Obama’s story isn’t true. The NRA doesn’t work like the lobbies Obama is coziest with. And the NRA also wasn’t the tip of the spear in the gun-rights fight this month. Here is the way things really went down:
The gun-rights resistance on Capitol Hill began in late March with two first-term Tea Party senators declaring they would filibuster consideration of the gun-control bill. Sens. Mike Lee, R-Utah, and Ted Cruz, R-Texas, wrote a letter to Majority Leader Harry Reid explaining they would oppose invoking cloture on the “motion to proceed” to the bill. Sen. Rand Paul, R-Ky., soon joined them.
That rump of three senators expanded to a platoon of 18 who eventually signed onto the letter. In the end, 29 Republicans and two Democrats opposed proceeding to the bill — well short of the 41 needed for a filibuster. Many allies criticized this failed filibuster, but its leaders argue it was crucial to eventual victory.
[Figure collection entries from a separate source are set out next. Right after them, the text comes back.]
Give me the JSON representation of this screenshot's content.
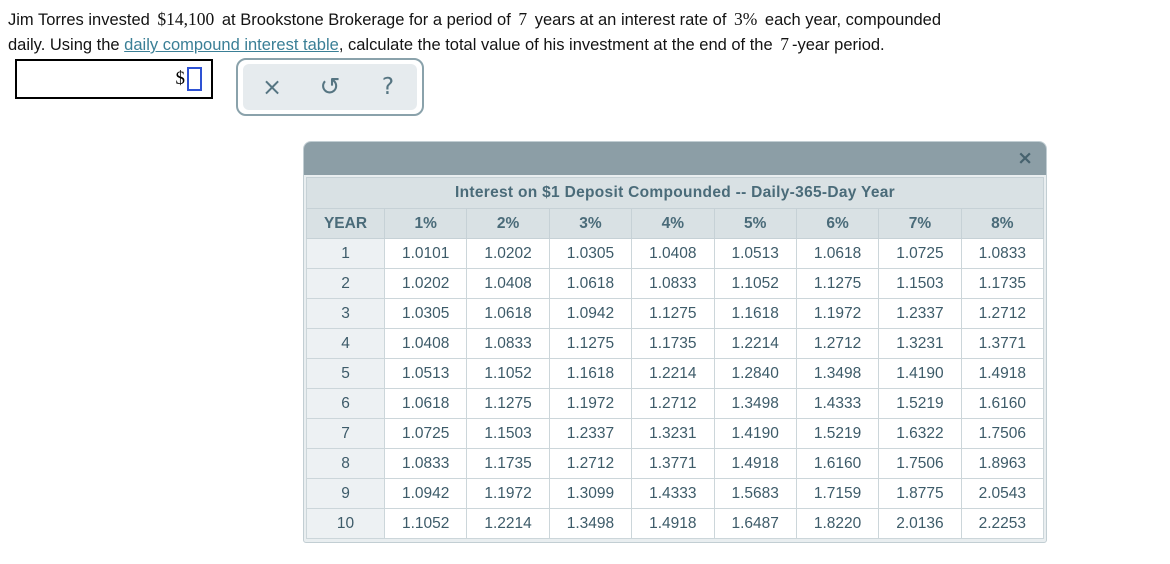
{
  "problem": {
    "seg1": "Jim Torres invested ",
    "amount": "$14,100",
    "seg2": " at Brookstone Brokerage for a period of ",
    "years": "7",
    "seg3": " years at an interest rate of ",
    "rate": "3%",
    "seg4": " each year, compounded",
    "seg5": "daily. Using the ",
    "link_text": "daily compound interest table",
    "seg6": ", calculate the total value of his investment at the end of the ",
    "years2": "7",
    "seg7": "-year period."
  },
  "answer": {
    "currency_symbol": "$",
    "value": "",
    "placeholder": ""
  },
  "toolbar": {
    "clear_icon": "×",
    "undo_icon": "↺",
    "help_icon": "?"
  },
  "dialog": {
    "close_icon": "×",
    "table": {
      "title": "Interest on $1 Deposit Compounded -- Daily-365-Day Year",
      "columns": [
        "YEAR",
        "1%",
        "2%",
        "3%",
        "4%",
        "5%",
        "6%",
        "7%",
        "8%"
      ],
      "rows": [
        [
          "1",
          "1.0101",
          "1.0202",
          "1.0305",
          "1.0408",
          "1.0513",
          "1.0618",
          "1.0725",
          "1.0833"
        ],
        [
          "2",
          "1.0202",
          "1.0408",
          "1.0618",
          "1.0833",
          "1.1052",
          "1.1275",
          "1.1503",
          "1.1735"
        ],
        [
          "3",
          "1.0305",
          "1.0618",
          "1.0942",
          "1.1275",
          "1.1618",
          "1.1972",
          "1.2337",
          "1.2712"
        ],
        [
          "4",
          "1.0408",
          "1.0833",
          "1.1275",
          "1.1735",
          "1.2214",
          "1.2712",
          "1.3231",
          "1.3771"
        ],
        [
          "5",
          "1.0513",
          "1.1052",
          "1.1618",
          "1.2214",
          "1.2840",
          "1.3498",
          "1.4190",
          "1.4918"
        ],
        [
          "6",
          "1.0618",
          "1.1275",
          "1.1972",
          "1.2712",
          "1.3498",
          "1.4333",
          "1.5219",
          "1.6160"
        ],
        [
          "7",
          "1.0725",
          "1.1503",
          "1.2337",
          "1.3231",
          "1.4190",
          "1.5219",
          "1.6322",
          "1.7506"
        ],
        [
          "8",
          "1.0833",
          "1.1735",
          "1.2712",
          "1.3771",
          "1.4918",
          "1.6160",
          "1.7506",
          "1.8963"
        ],
        [
          "9",
          "1.0942",
          "1.1972",
          "1.3099",
          "1.4333",
          "1.5683",
          "1.7159",
          "1.8775",
          "2.0543"
        ],
        [
          "10",
          "1.1052",
          "1.2214",
          "1.3498",
          "1.4918",
          "1.6487",
          "1.8220",
          "2.0136",
          "2.2253"
        ]
      ]
    }
  },
  "colors": {
    "link": "#3a7f96",
    "titlebar": "#8c9ea6",
    "header_bg": "#d9e1e4",
    "header_text": "#4a6b79",
    "cell_text": "#3d5b69",
    "cell_border": "#ccd6da",
    "year_col_bg": "#edf1f3",
    "toolbar_border": "#8aa2ab",
    "toolbar_inner_bg": "#e6ebee",
    "icon_color": "#567582",
    "input_border": "#2e52d4"
  }
}
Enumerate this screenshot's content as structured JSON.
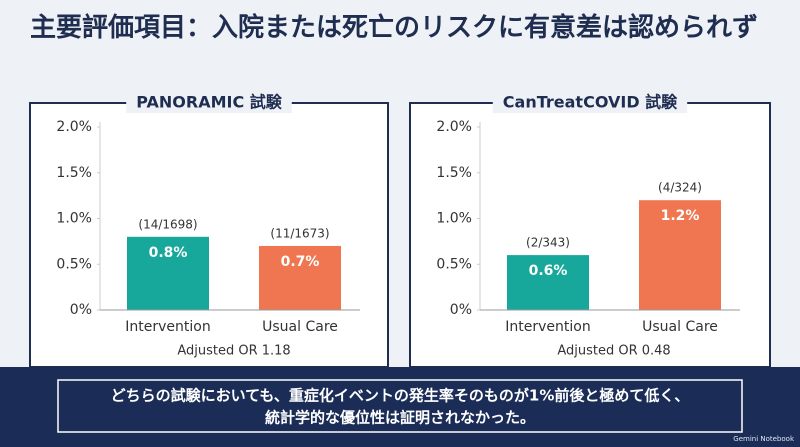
{
  "title": "主要評価項目：入院または死亡のリスクに有意差は認められず",
  "chart_data": [
    {
      "type": "bar",
      "title": "PANORAMIC 試験",
      "categories": [
        "Intervention",
        "Usual Care"
      ],
      "values": [
        0.8,
        0.7
      ],
      "value_labels": [
        "0.8%",
        "0.7%"
      ],
      "annotations": [
        "(14/1698)",
        "(11/1673)"
      ],
      "note": "Adjusted OR 1.18",
      "colors": [
        "#17a89b",
        "#ef7651"
      ],
      "ylim": [
        0,
        2
      ],
      "yticks": [
        {
          "value": 0,
          "label": "0%"
        },
        {
          "value": 0.5,
          "label": "0.5%"
        },
        {
          "value": 1,
          "label": "1.0%"
        },
        {
          "value": 1.5,
          "label": "1.5%"
        },
        {
          "value": 2,
          "label": "2.0%"
        }
      ]
    },
    {
      "type": "bar",
      "title": "CanTreatCOVID 試験",
      "categories": [
        "Intervention",
        "Usual Care"
      ],
      "values": [
        0.6,
        1.2
      ],
      "value_labels": [
        "0.6%",
        "1.2%"
      ],
      "annotations": [
        "(2/343)",
        "(4/324)"
      ],
      "note": "Adjusted OR 0.48",
      "colors": [
        "#17a89b",
        "#ef7651"
      ],
      "ylim": [
        0,
        2
      ],
      "yticks": [
        {
          "value": 0,
          "label": "0%"
        },
        {
          "value": 0.5,
          "label": "0.5%"
        },
        {
          "value": 1,
          "label": "1.0%"
        },
        {
          "value": 1.5,
          "label": "1.5%"
        },
        {
          "value": 2,
          "label": "2.0%"
        }
      ]
    }
  ],
  "footer": {
    "lines": [
      "どちらの試験においても、重症化イベントの発生率そのものが1%前後と極めて低く、",
      "統計学的な優位性は証明されなかった。"
    ]
  },
  "watermark": "Gemini Notebook"
}
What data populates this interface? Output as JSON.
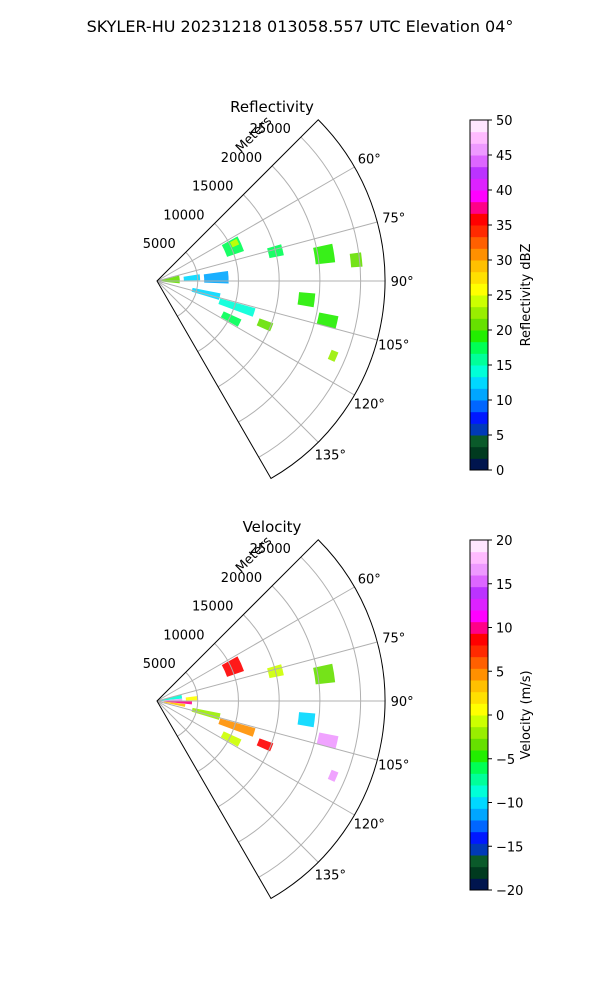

Remember kids, this is a movement that according to the Left and the status quo mongers in the GOP would have you believe it’s dead, What it is, however, is an actual movement. That means it has progressed from its big rally roots to the political activism phase and, fortunately, some of those elected as Tea Party candidates are behaving as such. Yes, the NRA did help but the Obama story about it being this all-powerful lobby that makes Republican members of Congress dance like puppets on a string simply isn’t true.
And we should all be used to that from him now.